I adapted this recipe from the amazing Silvena Rowe, who tends to give an interesting Ottoman spin to anything she touches. The end result is a riff on the avgolemono soup common throughout Mediterranean. It's tart yet rich, studded with slippery orzo, a luxurious bite of sweet and briny crabmeat, and a handful of arugula to brighten things up. It's a refreshing different entry into the Fancy Soup category (a category that seems populated exclusively with sherry-spiked cream bisques).

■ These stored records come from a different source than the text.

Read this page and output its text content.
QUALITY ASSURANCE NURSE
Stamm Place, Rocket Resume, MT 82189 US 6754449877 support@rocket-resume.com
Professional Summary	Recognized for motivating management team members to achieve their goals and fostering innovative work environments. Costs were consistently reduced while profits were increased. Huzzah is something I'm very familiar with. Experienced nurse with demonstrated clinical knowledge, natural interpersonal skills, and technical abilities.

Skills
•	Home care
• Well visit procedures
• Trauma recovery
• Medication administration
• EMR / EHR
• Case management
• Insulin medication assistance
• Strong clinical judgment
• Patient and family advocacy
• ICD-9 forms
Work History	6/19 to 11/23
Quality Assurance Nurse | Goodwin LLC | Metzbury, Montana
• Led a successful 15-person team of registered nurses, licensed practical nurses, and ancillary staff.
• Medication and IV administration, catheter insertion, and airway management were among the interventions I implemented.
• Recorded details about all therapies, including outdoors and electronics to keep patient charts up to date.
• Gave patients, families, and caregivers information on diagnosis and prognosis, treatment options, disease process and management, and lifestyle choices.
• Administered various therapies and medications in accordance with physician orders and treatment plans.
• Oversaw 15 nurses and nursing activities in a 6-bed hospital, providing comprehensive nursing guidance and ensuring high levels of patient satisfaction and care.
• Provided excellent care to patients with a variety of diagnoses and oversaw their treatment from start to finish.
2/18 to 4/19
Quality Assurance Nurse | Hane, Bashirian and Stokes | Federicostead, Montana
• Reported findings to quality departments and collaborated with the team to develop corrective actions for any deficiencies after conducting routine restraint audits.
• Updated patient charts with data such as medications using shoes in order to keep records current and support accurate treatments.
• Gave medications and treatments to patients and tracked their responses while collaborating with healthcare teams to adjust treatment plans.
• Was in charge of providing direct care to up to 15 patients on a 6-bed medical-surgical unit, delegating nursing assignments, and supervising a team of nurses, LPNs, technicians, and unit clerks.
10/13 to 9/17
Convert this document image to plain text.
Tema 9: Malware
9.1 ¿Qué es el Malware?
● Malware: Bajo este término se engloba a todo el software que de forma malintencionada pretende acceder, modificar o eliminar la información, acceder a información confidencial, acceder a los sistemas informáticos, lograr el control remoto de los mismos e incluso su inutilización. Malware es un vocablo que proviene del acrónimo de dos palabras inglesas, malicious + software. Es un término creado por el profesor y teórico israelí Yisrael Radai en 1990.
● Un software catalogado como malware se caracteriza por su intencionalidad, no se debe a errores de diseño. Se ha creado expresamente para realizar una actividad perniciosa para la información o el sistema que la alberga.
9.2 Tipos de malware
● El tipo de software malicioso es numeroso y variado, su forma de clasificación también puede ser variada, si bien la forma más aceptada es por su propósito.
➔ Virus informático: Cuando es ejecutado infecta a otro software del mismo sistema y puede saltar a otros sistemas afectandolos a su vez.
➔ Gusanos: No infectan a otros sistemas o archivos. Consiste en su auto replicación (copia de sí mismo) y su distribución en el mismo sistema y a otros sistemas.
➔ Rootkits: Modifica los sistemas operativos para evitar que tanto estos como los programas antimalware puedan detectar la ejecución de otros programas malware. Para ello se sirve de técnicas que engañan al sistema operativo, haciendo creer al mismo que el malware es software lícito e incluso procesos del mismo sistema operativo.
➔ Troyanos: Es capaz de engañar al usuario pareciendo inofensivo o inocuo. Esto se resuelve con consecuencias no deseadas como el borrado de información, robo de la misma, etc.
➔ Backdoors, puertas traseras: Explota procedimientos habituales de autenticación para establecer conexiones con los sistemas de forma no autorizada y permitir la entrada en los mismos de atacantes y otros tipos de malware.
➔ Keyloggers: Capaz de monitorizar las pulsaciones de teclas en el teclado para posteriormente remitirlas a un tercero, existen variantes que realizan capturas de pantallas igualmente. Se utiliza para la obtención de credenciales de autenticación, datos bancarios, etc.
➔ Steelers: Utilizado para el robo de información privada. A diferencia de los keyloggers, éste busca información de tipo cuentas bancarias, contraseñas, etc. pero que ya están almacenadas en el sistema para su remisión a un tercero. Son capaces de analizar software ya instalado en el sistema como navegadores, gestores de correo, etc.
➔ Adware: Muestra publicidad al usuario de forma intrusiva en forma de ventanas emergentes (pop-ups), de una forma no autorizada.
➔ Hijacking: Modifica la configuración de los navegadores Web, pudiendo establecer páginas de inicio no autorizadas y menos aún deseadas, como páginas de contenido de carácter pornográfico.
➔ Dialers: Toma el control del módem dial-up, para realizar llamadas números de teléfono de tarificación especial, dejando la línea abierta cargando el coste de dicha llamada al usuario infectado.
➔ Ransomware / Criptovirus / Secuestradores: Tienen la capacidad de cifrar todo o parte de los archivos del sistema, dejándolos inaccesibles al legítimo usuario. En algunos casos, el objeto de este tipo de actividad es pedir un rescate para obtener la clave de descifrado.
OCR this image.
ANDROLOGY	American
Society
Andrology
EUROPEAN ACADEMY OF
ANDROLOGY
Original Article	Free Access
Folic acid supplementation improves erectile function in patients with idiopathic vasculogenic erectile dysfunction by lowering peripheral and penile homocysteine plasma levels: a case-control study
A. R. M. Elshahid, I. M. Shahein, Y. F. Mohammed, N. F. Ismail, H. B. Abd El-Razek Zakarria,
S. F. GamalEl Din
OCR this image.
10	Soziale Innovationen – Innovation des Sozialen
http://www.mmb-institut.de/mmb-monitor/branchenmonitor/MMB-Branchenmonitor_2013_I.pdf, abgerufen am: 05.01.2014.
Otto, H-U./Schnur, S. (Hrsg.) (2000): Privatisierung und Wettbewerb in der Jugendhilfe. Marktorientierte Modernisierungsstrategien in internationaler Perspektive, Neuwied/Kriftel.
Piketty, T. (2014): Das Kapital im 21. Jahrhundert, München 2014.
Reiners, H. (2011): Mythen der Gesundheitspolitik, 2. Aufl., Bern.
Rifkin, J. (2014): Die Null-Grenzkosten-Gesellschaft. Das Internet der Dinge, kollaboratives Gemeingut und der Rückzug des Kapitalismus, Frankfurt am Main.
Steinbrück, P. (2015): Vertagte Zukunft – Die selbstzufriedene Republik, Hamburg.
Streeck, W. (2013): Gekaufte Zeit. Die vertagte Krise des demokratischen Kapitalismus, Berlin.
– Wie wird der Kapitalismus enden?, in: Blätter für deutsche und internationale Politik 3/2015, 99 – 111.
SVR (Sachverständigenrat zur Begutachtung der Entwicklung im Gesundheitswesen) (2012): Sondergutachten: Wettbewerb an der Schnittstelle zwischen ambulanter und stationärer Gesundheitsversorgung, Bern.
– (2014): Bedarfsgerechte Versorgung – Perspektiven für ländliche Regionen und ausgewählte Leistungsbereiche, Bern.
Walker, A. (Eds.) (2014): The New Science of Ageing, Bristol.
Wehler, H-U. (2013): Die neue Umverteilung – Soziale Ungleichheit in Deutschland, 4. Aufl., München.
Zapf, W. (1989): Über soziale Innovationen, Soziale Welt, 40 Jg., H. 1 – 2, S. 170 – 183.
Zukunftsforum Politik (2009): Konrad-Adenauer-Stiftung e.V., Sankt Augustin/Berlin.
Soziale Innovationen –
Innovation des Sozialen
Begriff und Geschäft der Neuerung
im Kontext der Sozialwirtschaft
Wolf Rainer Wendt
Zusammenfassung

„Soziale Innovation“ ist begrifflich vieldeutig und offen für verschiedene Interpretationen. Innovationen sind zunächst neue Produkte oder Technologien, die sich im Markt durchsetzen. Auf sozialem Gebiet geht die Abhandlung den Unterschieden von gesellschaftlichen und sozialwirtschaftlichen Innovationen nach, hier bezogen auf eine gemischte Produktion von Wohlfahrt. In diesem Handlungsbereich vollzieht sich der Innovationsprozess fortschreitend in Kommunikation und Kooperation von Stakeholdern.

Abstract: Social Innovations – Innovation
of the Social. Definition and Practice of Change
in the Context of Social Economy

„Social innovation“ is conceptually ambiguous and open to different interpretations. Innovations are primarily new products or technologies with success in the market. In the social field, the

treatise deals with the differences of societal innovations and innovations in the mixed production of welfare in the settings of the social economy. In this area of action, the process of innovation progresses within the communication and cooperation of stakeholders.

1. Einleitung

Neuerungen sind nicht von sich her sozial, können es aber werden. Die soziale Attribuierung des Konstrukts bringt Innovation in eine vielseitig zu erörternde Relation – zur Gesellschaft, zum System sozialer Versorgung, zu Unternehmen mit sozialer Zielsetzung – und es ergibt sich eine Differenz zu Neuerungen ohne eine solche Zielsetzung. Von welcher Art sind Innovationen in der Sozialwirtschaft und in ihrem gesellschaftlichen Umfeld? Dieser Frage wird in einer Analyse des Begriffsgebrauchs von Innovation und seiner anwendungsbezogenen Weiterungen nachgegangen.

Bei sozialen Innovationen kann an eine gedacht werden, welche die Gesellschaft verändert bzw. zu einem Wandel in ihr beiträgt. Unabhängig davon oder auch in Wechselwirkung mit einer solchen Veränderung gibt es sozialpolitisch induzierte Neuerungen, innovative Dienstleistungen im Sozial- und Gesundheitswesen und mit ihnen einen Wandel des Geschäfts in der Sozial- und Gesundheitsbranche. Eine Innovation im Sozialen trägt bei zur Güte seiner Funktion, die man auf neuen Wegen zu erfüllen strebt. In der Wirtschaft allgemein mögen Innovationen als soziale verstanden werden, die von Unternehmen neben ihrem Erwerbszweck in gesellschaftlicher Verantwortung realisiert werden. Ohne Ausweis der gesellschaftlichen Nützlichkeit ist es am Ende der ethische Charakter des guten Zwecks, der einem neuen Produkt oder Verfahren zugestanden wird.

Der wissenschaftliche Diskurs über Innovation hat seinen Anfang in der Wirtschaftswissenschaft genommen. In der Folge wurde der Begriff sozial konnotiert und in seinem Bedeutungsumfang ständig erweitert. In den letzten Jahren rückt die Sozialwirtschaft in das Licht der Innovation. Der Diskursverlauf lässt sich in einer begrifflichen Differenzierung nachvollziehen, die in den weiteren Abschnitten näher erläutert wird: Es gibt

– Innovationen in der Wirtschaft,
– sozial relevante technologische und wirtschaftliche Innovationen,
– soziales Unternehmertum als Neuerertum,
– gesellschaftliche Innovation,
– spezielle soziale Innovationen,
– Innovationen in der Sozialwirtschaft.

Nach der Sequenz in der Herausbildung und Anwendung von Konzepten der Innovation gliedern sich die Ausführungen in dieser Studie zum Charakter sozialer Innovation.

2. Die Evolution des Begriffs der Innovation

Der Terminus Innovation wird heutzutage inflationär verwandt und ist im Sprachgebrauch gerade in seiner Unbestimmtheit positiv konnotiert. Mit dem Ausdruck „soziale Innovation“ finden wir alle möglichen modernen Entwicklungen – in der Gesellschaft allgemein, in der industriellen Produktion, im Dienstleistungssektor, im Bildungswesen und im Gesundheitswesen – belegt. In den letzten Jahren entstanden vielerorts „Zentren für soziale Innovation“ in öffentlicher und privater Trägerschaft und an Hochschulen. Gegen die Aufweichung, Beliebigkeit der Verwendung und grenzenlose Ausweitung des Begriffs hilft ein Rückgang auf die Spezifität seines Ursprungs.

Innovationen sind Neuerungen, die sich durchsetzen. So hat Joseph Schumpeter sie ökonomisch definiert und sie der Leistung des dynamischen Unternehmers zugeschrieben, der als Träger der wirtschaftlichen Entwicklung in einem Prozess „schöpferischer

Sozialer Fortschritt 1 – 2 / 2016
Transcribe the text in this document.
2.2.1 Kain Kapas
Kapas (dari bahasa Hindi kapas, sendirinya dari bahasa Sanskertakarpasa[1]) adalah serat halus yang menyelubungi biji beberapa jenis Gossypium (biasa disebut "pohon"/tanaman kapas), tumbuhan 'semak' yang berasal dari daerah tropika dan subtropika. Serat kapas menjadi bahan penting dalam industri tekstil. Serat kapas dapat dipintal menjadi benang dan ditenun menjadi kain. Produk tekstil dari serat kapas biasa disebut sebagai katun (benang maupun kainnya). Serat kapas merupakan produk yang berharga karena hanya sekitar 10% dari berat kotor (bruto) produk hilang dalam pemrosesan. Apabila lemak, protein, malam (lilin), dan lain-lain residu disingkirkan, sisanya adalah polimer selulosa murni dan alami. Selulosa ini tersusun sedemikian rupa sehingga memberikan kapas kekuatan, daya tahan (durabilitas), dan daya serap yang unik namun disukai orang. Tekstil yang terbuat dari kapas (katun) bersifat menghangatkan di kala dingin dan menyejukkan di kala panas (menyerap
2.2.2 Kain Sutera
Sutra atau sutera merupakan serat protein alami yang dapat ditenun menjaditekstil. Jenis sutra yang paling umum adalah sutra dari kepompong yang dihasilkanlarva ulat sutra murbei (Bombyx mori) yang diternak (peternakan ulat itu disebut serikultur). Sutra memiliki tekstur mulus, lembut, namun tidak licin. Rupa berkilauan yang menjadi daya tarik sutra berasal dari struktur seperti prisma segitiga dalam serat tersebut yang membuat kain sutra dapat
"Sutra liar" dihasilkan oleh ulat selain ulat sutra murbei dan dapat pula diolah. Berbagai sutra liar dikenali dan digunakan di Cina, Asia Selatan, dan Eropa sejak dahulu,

It might even be my new Valentine.

Egg-Lemon Soup with Crab, Orzo and Arugula

adapted from Silvena Rowe's Purple Citrus and Sweet Perfume (her original version is much heavier on the egg yolks, so feel free to play around if you fancy a richer, thicker soup)

yields 4 small first-course servings, or 2-3 main course servings

1 quart chicken broth or stock
1/4 cup orzo
2 egg yolks
juice of 1 large lemon (or more, to taste)
1/4 — 1/2 pound picked crab meat
several handfuls arugula
several pinches crushed sumac (optional, available at Middle Eastern grocery stores)

In a large saucepan or small pot, bring the broth to a boil over a medium-high heat. Add the orzo, and reduce the heat until it's just high enough to maintain a simmer. Cook until the orzo is quite tender, ~20 minutes.

In a small bowl, whisk together the egg yolks and lemon zest. Ladle in a half cup of the hot stock, whisk to temper, then pour the mixture back into the pot. Whisk to combine, then taste and adjust seasonings as needed. Let simmer for a minute to heat, then add the crab meat and arugula. Let cook for a minute or two, until the arugula is just wilted and the crab is heated through. Ladle into bowls, top with a pinch of sumac, and serve.